Review: „Second Hand Spaces“

M. Ziehl, S. Oßwald, O. Hasemann, D. Schnier (Eds.): Second Hand Spaces, Jovis, Berlin, 2012 (eng/ger)

The book “Second Hand Spaces” assembles essays and descriptions of projects, performances and possibilities of re-used spaces in Germany, Switzerland, and Denmark. The material of its grey cardboard jacket goes by the beautiful name ‘Silberschrenz’ and protects a glossy golden first page. In reference to used clothing the term “second hand” is interpreted as indication of an alternative notion of life that is critical of consumption. This might be as true for temporary architectures as it is for the average critical awareness in fashion.

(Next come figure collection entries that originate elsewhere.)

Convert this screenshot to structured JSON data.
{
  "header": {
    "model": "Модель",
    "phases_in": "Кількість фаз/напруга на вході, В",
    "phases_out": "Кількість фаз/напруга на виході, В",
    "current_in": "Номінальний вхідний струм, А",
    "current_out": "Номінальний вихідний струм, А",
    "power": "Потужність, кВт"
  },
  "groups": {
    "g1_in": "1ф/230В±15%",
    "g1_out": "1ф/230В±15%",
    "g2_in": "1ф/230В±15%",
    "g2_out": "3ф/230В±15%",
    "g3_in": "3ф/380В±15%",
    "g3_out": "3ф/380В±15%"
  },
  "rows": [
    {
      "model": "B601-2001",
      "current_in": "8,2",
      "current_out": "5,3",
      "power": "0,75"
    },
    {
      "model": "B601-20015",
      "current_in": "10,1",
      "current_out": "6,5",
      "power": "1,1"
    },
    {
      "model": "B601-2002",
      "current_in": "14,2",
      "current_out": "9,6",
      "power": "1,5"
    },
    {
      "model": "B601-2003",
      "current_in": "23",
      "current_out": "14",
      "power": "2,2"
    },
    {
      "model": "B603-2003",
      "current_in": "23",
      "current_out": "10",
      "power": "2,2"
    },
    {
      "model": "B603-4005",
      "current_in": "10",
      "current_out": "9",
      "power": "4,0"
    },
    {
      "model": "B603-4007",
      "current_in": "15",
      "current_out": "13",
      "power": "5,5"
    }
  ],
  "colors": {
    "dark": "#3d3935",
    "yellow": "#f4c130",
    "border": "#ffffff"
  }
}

However, on its way along second chances – from former outdoor pools to campsites, from high-rises to artist colonies, from inhospitable brownfields to public gardens, from railway stations to opera houses – this book articulates some valid questions for urban transformation: How to find a practice that not only focuses on what can be planned but includes what is not yet planned, that does not view users purely as space consumers but wins over partners for the production of space? Or, should civic involvement and temporary uses not also be viewed as actual and prospective participation (in planning procedures)? These suggestions are calling for emancipation and personal engagement. This of course sounds a little scary when a lot of people are exposed to precarious livelihoods and adamant financial forces in a sphere of deregulation and uncertainty. But in terms of new political imaginations and a critical urban theory these might be points worth talking about. So, one prospect of this book could read like this: Try to leave your fingerprints on the things that matter to you. Don’t seek for the second chance – take the first one. Make use of the built environment, inhabit spaces, re-organize time, and take positions in ways that have not been foreseen. Besides such likeable but vaguely heroic requests, one could find some suggestions for people concerned with knowledge production, publishing and graphic design too. Those relate to an obvious secret from inside our bookshelves: The most interesting books are used, overwritten and damaged heavily. In this sense the “Second Hand Spaces” appear as a self-fulfilling prophecy. Its golden page and the soft ‘Silberschrenz’ directly become witnesses of action and attraction. Following a theory on second views by Eyal Weizman, not only the traces on the book itself but all of its content – the walls, the lots, the objects, and the constellations – could be reviewed as forensic artifacts that tell their own story.